Druid Lab - Generating a Tag Cloud Using Rule Based Text Processing

Here’s an interesting situation I came across in one of my projects:

The client has clickstream data in the broadest sense. For classifying the page clicks, they had a number of content groups and they wanted to count their metrics by content group.

What they did in their existing system looked something like this:

WITH cte AS (
  SELECT
    'keyword1' AS keyword_group, url, clicks, impressions, ...
  FROM data
  WHERE <set of complex rules>
  UNION ALL
  SELECT
    'keyword2' AS keyword_group, url, clicks, impressions, ...
  FROM data
  WHERE <another set of complex rules>
  ... and so on ...
)
SELECT keyword_group, COUNT(DISTINCT url), SUM(clicks), SUM(impressions) ...
FROM cte
GROUP BY keyword_group;

So, there is a long list of conditional queries that are glued together by UNION ALL clauses. This was slow and hard to maintain.

It turns out that this type of query pattern can be very elegantly modeled in Apache Druid with multi-value dimensions (MVD). Let’s give it a try!

As usual, I am going to use a tiny data set that I am pasting directly into the wizard:

Parse this as csv and proceed to the Transform stage in the wizard.

We are going to assign tags to the text bits (which happen to come from one of my youngest boy’s kids books), and we are going to apply two different sets of rules:

We are assigning language tags according to the occurrence of certain words. The little monkey says “botzi”, so we can identify its phrases using a simple substring search. The little alien has some more keywords, so it’s going to be a regular expression with an alternative.
We are also interested in groups of 2 or 3 words: digrams and trigrams.
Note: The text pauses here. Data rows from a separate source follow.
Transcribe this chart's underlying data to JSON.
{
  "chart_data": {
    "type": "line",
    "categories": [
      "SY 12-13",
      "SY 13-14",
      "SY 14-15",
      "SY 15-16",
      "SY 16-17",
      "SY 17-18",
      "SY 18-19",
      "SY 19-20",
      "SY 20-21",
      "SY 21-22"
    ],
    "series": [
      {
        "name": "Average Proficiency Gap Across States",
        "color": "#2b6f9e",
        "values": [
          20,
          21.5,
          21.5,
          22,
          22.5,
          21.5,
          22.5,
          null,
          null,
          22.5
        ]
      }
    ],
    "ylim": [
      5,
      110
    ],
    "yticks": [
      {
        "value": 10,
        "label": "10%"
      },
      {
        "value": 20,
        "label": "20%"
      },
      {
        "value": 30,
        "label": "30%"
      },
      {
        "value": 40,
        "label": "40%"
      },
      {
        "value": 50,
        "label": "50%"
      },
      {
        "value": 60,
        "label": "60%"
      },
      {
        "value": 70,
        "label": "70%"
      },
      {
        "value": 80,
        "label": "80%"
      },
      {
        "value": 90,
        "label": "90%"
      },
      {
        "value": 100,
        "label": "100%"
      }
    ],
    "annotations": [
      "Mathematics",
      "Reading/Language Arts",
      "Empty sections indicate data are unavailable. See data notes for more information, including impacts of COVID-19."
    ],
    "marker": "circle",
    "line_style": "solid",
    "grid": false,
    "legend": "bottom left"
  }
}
These are picked out using slightly more complex regular expressions that look for specific sequences of whitespace and non-whitespace.

In the Transform wizard, hit Add column transform.
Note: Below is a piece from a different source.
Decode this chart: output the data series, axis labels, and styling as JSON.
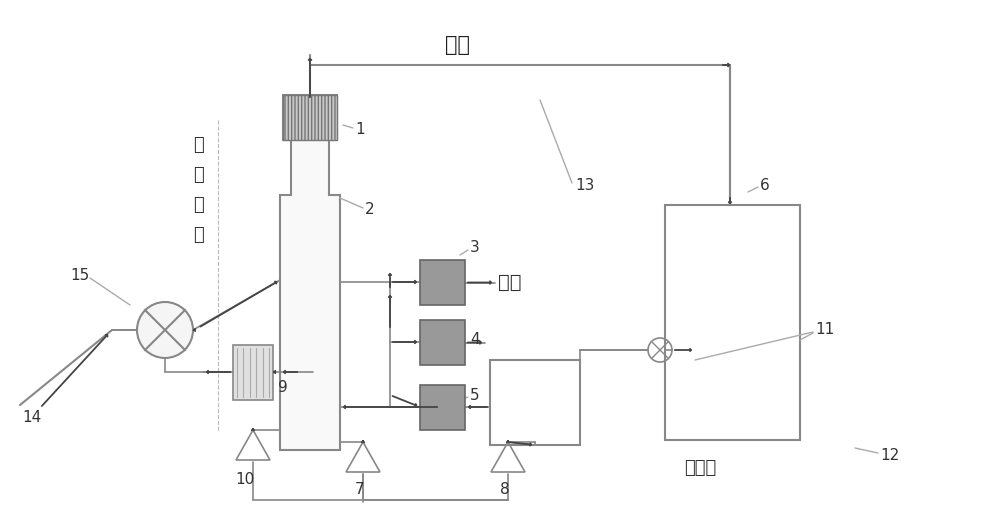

Name the new transform keyword_group.

Here comes the magic!

For the transformation expression, enter this text:

filter((x) -> x != null, array(
    if(contains_string(s1,'botzi'),'monkeyspeak',null),
    if(regexp_like(s1,'^\\\\S+?\\\\s\\\\S+$'),'digram',null),
    if(regexp_like(s1,'^\\\\S+?\\\\s\\\\S+?\\\\s\\\\S+$'),'trigram',null),
    if(regexp_like(s1,'joppi|pimpelpup'),'alienspeak',null)
))

What have we done here?

Each of the if lines generates a string value if the condition is met, or null if not. (Note that do to some peculiarity of the regex parser, we need four backslashes where we want to use one.)
The array() constructor makes these neatly into an array, ready to processed as an MVD.
Finally the filter() clause squeezes out all the null values that we don’t want in here. This is a relatively new addition in Druid: you can define lambda expressions to be used in map and filter operations.

Look at the result:

The original query has been much simplified!

Learnings

Multi-value dimensions can not only be parsed from the data - you can also generate your own!
Druid comes with powerful functions like map and filter which, together with lambda expressions, create an elegant way to manipulate multi-value dimensions.
This can greatly simplify common query patterns in analyzing online behavior data.